KPAI: PJJ di Masa Pandemi Tingkatkan Potensi Putus Sekolah karena Siswa Menikah
(KPAI) menunjukkan pembelajaran jarak jauh selama pandemi Covid-19 berpotensi meningkatkan angka putus sekolah.
Penulis: Fahdi Fahlevi
Editor: Johnson Simanjuntak
TRIBUNNEWS.COM, JAKARTA - Hasil pengawasan Komisi Perlindungan Anak Indonesia (KPAI) menunjukkan pembelajaran jarak jauh selama pandemi Covid-19 berpotensi meningkatkan angka putus sekolah.
Komisioner KPAI Bidang Pendidikan Retno Listyarti mengungkapkan angka putus sekolah terjadi karena siswa menikah atau bekerja.
"Pandemi covid-19 dan kebijakan penutupan sekolah dan pemberlakuan belajar dari rumah (BDR) atau PJJ menjadi salah satu pemicu peserta didik berhenti sekolah, karena pernikahan dini atau siswa memilih bekerja membantu ekonomi keluarga karena orangtua kehilangan pekerjaan. Ketika anak menikah atau bekerja, maka secara otomatis berhenti sekolah," ungkap Retno melalui keterangan tertulis, Rabu (17/2/2021).

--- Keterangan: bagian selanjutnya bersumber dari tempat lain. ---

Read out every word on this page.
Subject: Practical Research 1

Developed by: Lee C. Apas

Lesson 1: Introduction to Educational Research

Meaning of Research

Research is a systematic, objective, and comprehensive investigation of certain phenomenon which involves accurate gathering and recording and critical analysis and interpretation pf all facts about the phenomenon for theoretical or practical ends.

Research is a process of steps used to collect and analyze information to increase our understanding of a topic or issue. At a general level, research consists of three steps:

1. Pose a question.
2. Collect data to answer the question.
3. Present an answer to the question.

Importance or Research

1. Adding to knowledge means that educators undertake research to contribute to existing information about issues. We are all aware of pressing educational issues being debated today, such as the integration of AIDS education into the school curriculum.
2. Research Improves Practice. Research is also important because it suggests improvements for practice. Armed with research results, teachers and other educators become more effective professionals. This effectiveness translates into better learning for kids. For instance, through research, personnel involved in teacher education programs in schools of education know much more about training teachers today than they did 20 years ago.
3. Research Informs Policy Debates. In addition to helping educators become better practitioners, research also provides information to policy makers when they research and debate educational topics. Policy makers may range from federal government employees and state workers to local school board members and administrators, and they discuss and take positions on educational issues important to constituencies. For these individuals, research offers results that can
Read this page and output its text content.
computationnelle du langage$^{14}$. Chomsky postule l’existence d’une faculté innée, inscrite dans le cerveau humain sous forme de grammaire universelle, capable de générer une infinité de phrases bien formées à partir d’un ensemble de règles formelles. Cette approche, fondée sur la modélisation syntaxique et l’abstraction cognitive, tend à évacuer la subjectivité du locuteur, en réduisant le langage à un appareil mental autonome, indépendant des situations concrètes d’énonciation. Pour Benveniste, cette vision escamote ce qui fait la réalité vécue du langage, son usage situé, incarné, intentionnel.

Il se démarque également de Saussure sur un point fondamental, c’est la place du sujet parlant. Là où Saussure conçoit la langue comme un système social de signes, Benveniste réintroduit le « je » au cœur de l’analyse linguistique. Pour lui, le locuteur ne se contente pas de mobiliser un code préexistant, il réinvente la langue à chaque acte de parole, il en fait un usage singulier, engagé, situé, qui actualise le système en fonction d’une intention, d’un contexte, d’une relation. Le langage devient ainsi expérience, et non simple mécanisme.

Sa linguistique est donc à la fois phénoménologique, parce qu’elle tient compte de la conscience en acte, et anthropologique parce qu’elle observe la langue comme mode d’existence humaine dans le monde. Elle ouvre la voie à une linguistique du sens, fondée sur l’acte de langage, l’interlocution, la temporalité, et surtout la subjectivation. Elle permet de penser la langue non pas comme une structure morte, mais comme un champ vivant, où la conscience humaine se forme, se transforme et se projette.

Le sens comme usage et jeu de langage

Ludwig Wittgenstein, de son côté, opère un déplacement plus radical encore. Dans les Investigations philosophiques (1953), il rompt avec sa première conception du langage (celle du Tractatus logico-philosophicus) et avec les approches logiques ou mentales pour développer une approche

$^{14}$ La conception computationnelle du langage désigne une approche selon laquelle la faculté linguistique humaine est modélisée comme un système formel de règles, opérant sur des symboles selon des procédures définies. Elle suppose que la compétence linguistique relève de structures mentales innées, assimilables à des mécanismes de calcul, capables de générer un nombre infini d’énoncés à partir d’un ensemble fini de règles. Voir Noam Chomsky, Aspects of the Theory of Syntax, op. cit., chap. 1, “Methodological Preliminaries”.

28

KPAI menemukan siswa yang putus sekolah, karena beberapa sebab, misalnya tidak memiliki alat daring, tidak mampu membeli kuota internet.
Sehingga anak-anak tersebut selama berbulan-bulan tidak mengikuti PJJ, dan akhirnya ada yang memutuskan bekerja dan menikah.
Baca juga: Pemerintah Daerah dan Guru Diminta Persiapkan Mitigasi Learning Loss Akibat PJJ
"Dari temuan KPAI, ada 119 peserta didik yang menikah, laki-laki maupun perempuan, yang usianya beriksar 15-18 tahun," ujar Retno.
Pihak sekolah mengetahui siswanya menikah atau bekerja dari kunjungan ke rumah orangtua siswa.
Saat didatangi wali kelas dan guru bimbingan konseling, pihak sekolah baru mengetahui bahwa siswa yang bersangkutan mau menikah, atau sudah menikah, atau sudah bekerja.
“Ada kisah inspiratif di Kabupaten Bima dan Lombok Barat (NTB) dimana pihak sekolah berhasil membujuk siswa dan orangtua untuk melanjutkan pendidikan yang tinggal beberapa bulan lagi ujian kelulusan. Usaha para guru tersebut patut di apresiasi," ucap Retno.
Dari data diperoleh jenis pekerjaan para siswa umumnya pekerjaan informal seperti tukang parkir, kerja dicucian motor, bekerja di bengkel motor, di percetakan, dan berjualan bensin di rumah.
Lalu ada yang menjadi asisten rumah tangga (ART) dan ada yang membantu usaha orangtuanya karena sudah tidak mampu lagi membayar karyawan.
“Bahkan, pada salah satu SMK swasta di Jakarta yang mayoritas siswanya memang dari keluarga tidak mampu, rata-rata per kelas ada 4 siswa bekerja,” ungkap Retno.
Selain itu, aktivitas belajar di rumah tanpa pengawasan orangtua akan berpotensi mengakibatkan remaja memiliki keleluasaan dalam bergaul di lingkungan sekitar.
Ini terjadi bila pengawasan orangtua terhadap anaknya sangat lemah. Tidak dapat dihindari terjadinya pergaulan bebas yang mengakibatkan kehamilan di luar nikah dan menyebabkan angka dispensasi meningkat di masa pandemi ini.